Markets remain extremely nervous about the outlook for the global economy. This past week saw even further decreases in developed bond yields, the US 10yr reaching a low of 1.54% and the Japanese 10yr temporarily moving into negative territory. Negative bond yields essentially imply investors pay the borrower to lend them money. However, while developed market government bond yields are declining, the cost of protecting against default by non-investment grade companies has escalated to levels not seen since 2012. This is illustrated by the risk premium on the Markit CDS North American High Yield Index, a credit default swap benchmark tied to the debt of 100 junk-rated companies. The increase in the index further reinforces the uncertainty dominating global sentiment.

This past week gold rallied 5.5% as investors fled to safe haven assets. Since the beginning of January, gold has risen over 15% and is now trading at USD 1218/oz. In contrast, oil continues to suffer; fluctuating around the USD30/bbl level, putting the ratio of gold to oil prices at an all-time high. Although the oil price recovered somewhat towards the end of the week, comments at the International Petroleum Week, which brought some of the biggest oil industry leaders together, further confirmed that the price of oil is likely to remain lower for longer. While not everyone is in agreement, many at the conference warned that the oil price is unlikely to recover for some time, largely owing to oversupply.

In the US, Fed Chair, Janet Yellen gave her testimony in front of congress where she warned that turmoil in global markets could negatively impact US growth, in particular the slowdown in China and Chinese exchange rate policy. However, Yellen made it clear that while these risks should be carefully monitored, they had not yet materialized. She defended the decision to hike rates in December, stating that US policy remains accommodative and that gradual rate hikes would be implemented in such a way that would not constrain economic growth. Expectations for a Fed rate hike in the first half of the year are now low.

US retail sales numbers were also released, coming in better than expected. January retail sales rose 0.6% y/y against expectations of 0.3% y/y. This is a marked improvement on the -0.3% decline in December.

Despite a recovery towards the end of the week, most global markets ended the week in the red, the
MSCI World Index down 2.5% but slightly better than EM markets (the MSCI EM Index down 3.8%).
Amongst the worst performers was Japan; Nikkei 225 Index down 11.1% w/w and now down 21.4% YTD.


The main highlight of the week revolved around President Zuma’s State of the Nation Address (SONA) on Thursday night. After all the commotion finally settled down and members from the Congress of the People (COPE) and the Economic Freedom Fighters (EFF) left the National Assembly, Zuma managed to deliver his speech (an hour after the event was scheduled to start).

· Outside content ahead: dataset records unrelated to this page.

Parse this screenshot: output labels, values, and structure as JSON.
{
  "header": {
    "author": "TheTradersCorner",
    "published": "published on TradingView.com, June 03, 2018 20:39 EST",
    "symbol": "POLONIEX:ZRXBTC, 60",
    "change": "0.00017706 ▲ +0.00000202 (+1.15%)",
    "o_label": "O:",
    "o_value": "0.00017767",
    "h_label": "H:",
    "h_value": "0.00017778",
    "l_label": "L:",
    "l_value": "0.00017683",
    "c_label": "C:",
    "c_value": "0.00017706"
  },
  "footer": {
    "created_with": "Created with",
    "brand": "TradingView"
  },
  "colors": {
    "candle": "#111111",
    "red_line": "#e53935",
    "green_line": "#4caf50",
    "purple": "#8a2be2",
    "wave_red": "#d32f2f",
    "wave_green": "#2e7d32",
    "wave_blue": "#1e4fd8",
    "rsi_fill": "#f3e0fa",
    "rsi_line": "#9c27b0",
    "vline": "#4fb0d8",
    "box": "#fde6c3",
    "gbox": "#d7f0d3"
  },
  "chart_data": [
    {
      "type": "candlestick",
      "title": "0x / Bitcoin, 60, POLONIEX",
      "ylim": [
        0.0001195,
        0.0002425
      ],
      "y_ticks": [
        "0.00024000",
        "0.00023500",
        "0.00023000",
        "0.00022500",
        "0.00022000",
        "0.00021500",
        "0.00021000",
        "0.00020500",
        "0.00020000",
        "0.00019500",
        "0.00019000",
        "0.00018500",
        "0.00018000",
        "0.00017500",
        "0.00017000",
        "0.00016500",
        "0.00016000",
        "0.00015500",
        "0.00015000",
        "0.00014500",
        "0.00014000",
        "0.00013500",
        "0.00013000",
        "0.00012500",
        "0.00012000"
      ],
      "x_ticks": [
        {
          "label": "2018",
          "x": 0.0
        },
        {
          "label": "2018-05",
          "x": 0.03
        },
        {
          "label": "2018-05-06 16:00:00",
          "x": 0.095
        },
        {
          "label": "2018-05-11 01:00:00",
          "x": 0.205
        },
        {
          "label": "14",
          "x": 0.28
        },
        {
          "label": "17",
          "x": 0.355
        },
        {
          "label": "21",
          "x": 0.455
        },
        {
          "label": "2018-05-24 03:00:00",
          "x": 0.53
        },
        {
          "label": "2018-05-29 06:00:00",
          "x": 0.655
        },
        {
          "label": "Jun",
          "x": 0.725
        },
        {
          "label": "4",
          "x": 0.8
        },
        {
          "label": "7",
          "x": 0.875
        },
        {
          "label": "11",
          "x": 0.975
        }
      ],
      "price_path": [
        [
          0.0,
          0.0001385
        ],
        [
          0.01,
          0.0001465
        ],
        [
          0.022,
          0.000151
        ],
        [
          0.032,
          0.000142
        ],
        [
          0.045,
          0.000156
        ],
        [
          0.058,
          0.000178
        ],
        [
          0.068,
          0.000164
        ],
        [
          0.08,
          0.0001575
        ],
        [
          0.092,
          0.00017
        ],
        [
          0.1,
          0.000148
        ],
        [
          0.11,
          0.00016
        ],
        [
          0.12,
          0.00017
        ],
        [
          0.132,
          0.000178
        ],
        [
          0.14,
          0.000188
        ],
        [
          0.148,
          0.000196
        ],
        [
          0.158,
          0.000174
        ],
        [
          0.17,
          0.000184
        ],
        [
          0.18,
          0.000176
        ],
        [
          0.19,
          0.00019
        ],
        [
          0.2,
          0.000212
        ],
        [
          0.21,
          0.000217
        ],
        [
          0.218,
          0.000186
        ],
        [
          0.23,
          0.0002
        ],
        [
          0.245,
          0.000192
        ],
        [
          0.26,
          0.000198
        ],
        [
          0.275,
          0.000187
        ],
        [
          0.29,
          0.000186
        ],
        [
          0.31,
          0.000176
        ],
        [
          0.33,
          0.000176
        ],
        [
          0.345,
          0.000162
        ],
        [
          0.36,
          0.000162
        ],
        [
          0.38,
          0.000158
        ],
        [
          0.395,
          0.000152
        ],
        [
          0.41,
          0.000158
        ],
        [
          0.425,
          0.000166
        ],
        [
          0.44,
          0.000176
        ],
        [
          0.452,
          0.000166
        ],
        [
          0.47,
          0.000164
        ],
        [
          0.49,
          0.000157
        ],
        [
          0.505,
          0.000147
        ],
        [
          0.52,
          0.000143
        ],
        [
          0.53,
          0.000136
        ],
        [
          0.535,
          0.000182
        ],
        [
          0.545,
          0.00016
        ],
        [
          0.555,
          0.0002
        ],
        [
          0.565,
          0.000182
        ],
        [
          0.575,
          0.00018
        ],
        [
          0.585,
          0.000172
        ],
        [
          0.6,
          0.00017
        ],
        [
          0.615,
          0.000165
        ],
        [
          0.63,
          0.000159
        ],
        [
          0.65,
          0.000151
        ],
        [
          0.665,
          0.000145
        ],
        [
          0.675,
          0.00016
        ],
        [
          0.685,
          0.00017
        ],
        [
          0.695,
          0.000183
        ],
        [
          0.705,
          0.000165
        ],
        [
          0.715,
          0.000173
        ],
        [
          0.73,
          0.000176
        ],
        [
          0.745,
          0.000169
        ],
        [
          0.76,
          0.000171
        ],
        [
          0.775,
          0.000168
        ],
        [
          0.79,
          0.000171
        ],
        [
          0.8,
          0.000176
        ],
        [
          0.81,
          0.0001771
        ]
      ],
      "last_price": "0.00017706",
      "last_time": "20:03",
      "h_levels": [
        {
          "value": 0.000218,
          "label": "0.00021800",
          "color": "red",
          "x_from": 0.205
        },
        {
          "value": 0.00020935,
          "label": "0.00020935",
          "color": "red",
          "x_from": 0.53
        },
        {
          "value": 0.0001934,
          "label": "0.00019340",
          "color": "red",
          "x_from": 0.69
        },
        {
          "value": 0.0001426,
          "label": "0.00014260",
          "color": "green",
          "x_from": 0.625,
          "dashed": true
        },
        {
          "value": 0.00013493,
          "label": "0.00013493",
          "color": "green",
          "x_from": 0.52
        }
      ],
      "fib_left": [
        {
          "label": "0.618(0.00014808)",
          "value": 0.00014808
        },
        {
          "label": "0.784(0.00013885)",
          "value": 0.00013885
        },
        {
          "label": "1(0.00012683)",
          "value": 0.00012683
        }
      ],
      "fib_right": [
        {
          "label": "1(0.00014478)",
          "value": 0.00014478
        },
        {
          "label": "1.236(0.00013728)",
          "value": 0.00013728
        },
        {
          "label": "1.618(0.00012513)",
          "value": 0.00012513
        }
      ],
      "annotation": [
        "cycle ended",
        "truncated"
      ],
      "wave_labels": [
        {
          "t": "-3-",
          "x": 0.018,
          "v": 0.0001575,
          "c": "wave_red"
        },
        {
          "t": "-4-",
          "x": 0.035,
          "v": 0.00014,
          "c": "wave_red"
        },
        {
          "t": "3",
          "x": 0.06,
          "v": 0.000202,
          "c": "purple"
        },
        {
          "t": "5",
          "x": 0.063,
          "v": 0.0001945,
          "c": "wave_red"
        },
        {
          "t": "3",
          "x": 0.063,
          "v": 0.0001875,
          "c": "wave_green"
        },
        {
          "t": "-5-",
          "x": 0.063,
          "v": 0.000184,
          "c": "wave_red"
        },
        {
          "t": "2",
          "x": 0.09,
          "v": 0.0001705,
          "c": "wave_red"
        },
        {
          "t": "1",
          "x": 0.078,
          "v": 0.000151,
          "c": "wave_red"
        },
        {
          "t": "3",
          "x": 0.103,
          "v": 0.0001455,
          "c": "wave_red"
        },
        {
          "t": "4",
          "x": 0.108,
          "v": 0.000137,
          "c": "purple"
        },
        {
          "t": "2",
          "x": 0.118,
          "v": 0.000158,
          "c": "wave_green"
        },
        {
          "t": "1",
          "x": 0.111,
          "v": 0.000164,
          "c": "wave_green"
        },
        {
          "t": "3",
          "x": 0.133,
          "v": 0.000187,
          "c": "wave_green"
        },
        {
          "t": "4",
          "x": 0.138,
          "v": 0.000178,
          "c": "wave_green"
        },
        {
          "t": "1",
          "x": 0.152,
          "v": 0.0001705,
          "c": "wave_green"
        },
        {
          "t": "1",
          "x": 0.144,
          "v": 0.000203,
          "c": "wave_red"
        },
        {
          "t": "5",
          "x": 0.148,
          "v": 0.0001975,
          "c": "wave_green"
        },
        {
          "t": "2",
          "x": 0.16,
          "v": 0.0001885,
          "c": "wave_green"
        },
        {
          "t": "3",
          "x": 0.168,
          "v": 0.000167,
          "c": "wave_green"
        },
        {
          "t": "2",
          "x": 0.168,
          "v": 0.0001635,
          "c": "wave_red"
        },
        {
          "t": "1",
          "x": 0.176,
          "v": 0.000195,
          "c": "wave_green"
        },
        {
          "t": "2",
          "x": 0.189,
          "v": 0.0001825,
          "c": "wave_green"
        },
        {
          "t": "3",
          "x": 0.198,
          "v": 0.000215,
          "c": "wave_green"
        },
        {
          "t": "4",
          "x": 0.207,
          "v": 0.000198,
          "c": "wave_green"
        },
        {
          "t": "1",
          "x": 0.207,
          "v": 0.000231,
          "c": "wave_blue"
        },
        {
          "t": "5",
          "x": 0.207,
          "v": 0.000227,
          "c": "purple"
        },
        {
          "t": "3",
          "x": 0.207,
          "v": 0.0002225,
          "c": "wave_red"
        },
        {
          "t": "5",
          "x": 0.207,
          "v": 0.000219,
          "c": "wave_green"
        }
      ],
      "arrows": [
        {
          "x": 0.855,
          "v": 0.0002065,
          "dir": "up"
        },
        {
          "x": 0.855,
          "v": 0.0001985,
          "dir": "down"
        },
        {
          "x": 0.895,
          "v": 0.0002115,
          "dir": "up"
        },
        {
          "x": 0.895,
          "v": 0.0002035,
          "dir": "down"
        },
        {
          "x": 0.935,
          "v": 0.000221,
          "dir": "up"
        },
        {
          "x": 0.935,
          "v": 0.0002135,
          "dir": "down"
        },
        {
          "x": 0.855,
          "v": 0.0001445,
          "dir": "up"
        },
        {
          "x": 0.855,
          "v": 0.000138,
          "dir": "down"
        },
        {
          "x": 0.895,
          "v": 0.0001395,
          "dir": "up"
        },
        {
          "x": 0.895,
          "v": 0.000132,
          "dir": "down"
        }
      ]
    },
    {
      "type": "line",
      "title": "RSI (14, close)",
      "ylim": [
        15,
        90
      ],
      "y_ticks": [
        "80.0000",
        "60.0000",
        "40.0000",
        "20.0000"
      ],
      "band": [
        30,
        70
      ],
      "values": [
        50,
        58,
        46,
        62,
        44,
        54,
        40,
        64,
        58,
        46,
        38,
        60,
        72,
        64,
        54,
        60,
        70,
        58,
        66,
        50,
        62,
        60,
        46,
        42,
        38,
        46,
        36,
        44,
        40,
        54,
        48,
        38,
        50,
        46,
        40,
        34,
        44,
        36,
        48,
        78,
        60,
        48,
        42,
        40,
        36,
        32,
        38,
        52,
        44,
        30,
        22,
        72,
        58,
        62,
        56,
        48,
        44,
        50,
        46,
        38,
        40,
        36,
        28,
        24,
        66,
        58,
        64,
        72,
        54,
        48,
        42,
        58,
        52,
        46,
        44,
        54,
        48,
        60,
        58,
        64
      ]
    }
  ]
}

Given the recent warnings by credit rating agencies, expectations were elevated that the SONA would focus on the economy. Developments in recent weeks have led many to believe that the government may be pulling together to avoid a credit rating downgrade but in summary, while the address did highlight the severe implications of a credit downgrade and the need to boost economic growth, it failed to reveal any new confidence-boosting initiatives.

On austerity, some highlights revolved around cost cutting on wasteful expenditure within government and the nuclear programme, which is supposedly only going to proceed at a scale the country can afford. There was also a focus on the importance of partnerships between government and the private sector, the need to stabilise the labour market as well as issues facing some SOEs, in particular issues around management and financing, which need to be addressed. However, Zuma failed to identify how these objectives would be achieved.

For the remainder of the month, focus will be on what Finance Minister Pravin Gordhan has to say at the Budget Statement on 24 February. The rating agencies are primarily focused on the debt-servicing ability of borrowing entities, which means they will focus on aspects of austerity and on possible improvements to economic growth, which affects tax revenue. While it could have been much more specific in areas and in particular numbers, the SONA was a step in the right direction. The pressure is therefore now on Gordhan to follow through with how these are to be achieved and funded.

SA mining and manufacturing numbers were released, both indicating these sectors performed better than expected in December despite the continued slide in commodity prices and the recent PMI survey which hinted at ongoing strains in the manufacturing sector. Mining output slowed less than expected by -0.3% y/y against expectations of -0.9% y/y and manufacturing production rose 0.4% y/y (against consensus expectations of a 1.5% decline).

This upcoming week, focus will likely be on the January CPI numbers as the market seeks a clearer sense of the effect the drought and exchange rate have had on consumer prices. Expectations are for headline CPI to touch the upper end of the band at 6% (up from 5.2% in December).